Los fines de semana vacíos de pelota camina uno por la acera con el paso temblón y torcido, con la abrumada cabeza orientada a otra cosa, a algo gris e indefinido. Se va al colmado a por lechuga y se vuelve con zurrapa de lomo. Los apuntes de la carrera no, aquello no entraba ni empujando, pero los reglamentos futbolísticos se los sabe la parroquia al dedillo. Se corea la regla con el tinto enarbolado, aporreando el mostrador con puño de acero. Las exclamaciones amorosas del sagrado tálamo, cuando se alcanza la cumbre orgásmica, no son sino chillidos de euforia deportiva, de ganar en casa por goleada, de clavarla fuera de tiempo. A buen fútbol no hay pan duro.

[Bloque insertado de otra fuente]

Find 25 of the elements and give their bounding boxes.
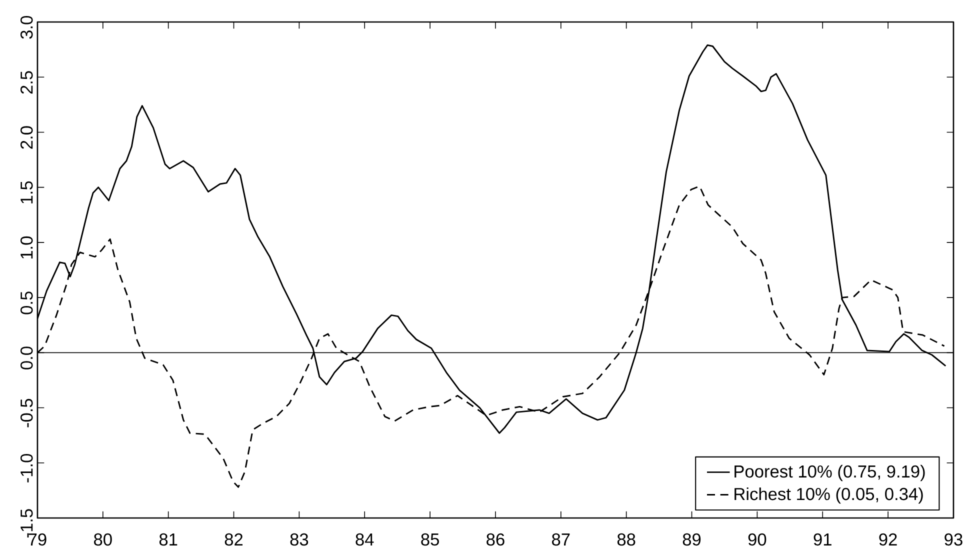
x-tick-label: 81 — [159, 533, 178, 546]
x-tick-label: 84 — [356, 533, 374, 546]
x-tick-label: 91 — [814, 533, 832, 546]
x-tick-label: 80 — [94, 533, 112, 546]
x-tick-label: 90 — [748, 533, 766, 546]
x-tick-label: 88 — [617, 533, 636, 546]
x-tick-label: 92 — [879, 533, 897, 546]
y-tick-label: -0.5 — [20, 398, 33, 428]
x-tick-label: 86 — [486, 533, 504, 546]
x-tick-label: 85 — [421, 533, 439, 546]
y-tick-label: 1.5 — [20, 181, 33, 204]
y-tick-label: -1.0 — [20, 454, 33, 482]
x-tick-label: 87 — [552, 533, 570, 546]
y-tick-label: 1.0 — [20, 236, 33, 259]
y-tick-label: 3.0 — [20, 16, 33, 39]
y-tick-label: 2.5 — [20, 71, 33, 94]
legend-label: Poorest 10% (0.75, 9.19) — [734, 464, 925, 482]
x-tick-label: 82 — [224, 533, 243, 546]
y-tick-label: 0.5 — [20, 292, 33, 314]
y-tick-label: 2.0 — [20, 126, 33, 149]
x-tick-label: 93 — [944, 533, 962, 546]
x-tick-label: 89 — [682, 533, 701, 546]
y-tick-label: 0.0 — [20, 346, 33, 370]
legend-label: Richest 10% (0.05, 0.34) — [734, 487, 923, 504]
x-tick-label: 83 — [290, 533, 308, 546]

El descrédito actual de la política tiene mucho que ver con la falta de un escudo en la pechera. Ay, si más de uno acudiera al Congreso con la bufanda del equipo arrollada en el cuello. Hasta el CIS contendría la gotera, echaría nuevos humos. Ay, si más de una acudiera a la Cámara Baja no con dos, sino con un buen balón reglamentario. Intercambio de agitados aspavientos, exaltadas diatribas en las bancadas, y después, para reforzar los aires de cofradía, un aúpa Atleti o un visca Barça a pulmón, con el rostro colorado. Comicios no, tandas de penaltis. Ojo con la tendencia de voto, que se dispara, que revienta. Falta en la frontal del área, barrera de tres. ¿Quiere usted aprobar los presupuestos? Métala por la escuadra. Roza el palo y acaba en el graderío, mala suerte: otro año con los presupuestos descosidos. En la aprobación de la reforma laboral hubo mano —de la Mesa del Congreso—, pero el VAR no quiso entrar. Sigan, sigan. Al votante le gusta que corra la pelota, que se presione arriba, que se abran los extremos, que se le entre por detrás al contrario, si no hay más remedio —se escapa con una moción de censura por la banda—, y se le atice una patadita estratégica en el tobillo. Hay que sudar el traje en la bancada, que por algo les pagan. Deje usted la demagogia soporífera: remates a puerta y chascarrillos, y navajitas plateadas en el riñón, bajo los palos, entre miembros de familia.
“Más pan y menos circo”, reclama el prudente, apelando al sentido común. Pero la afición, enardecida, que ve sangre y siempre es poca, le estampa en el hocico la radiante cartulina roja del paroxismo.